In 2008 Phillips received the George E. Pake Prize from APS for her leadership and pioneering research in materials physics for industrial and national security applications. She has served on the editorial boards of the Journal of Materials Research, Journal of Applied Physics, and Applied Physics Reviews. She has edited books, written book chapters, and authored more than 100 journal publications, 12 major review articles, and 45 refereed conference proceedings publications. She also holds five patents, along with the following degrees: B.S. Physics, College of William and Mary; M.S. Applied Physics, Yale University; Ph.D. Applied Physics, Yale University.
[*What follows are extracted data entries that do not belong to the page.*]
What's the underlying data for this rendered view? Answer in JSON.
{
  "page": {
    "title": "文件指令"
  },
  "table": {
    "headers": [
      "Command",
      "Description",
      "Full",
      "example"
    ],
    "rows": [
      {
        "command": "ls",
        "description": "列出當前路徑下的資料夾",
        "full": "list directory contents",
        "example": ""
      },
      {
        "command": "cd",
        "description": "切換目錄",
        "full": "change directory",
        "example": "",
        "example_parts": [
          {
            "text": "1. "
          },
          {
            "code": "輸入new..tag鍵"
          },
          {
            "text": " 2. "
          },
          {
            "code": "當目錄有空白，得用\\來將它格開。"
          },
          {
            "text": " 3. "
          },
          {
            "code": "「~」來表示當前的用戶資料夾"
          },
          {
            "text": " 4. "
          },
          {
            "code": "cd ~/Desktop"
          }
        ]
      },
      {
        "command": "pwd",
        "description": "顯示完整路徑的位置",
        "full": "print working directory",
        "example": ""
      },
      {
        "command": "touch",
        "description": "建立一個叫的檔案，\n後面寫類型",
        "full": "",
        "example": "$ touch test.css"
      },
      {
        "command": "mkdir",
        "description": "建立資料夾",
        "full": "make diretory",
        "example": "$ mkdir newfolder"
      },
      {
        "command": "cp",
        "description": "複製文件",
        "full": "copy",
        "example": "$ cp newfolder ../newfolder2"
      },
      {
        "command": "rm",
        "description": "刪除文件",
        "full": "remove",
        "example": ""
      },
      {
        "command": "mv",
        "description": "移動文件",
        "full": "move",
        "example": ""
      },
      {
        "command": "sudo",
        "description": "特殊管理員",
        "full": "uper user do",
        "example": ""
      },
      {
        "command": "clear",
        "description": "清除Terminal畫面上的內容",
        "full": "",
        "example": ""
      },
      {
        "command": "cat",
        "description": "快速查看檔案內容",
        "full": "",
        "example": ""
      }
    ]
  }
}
Phillips is a member of the National Science Board’s Classes of 2016 and 2022, and recently chaired the AIP expert panel which authored Peril and Promise: Impacts of the COVID-19 Pandemic on the Physical Sciences.

Dr. Michael Moloney

Washington, DC

Ninth CEO of the American Institute of Physics (AIP)—a federation that provides the means for its ten Member Societies to broaden their impact and achieve results beyond their individual missions and mandates, and an independent institute that advances the discipline of the physical sciences. Previously Moloney served as the Director for Space and Aeronautics at the U.S. National Academies of Sciences, Engineering, and Medicine, where he spent more than 15 years working on over 100 reports across a diverse set of scientific, engineering and technical fields. Moloney, originally from Ireland, and spent 7 years as an Irish foreign service officer. He earned his PhD in physics from Trinity College Dublin.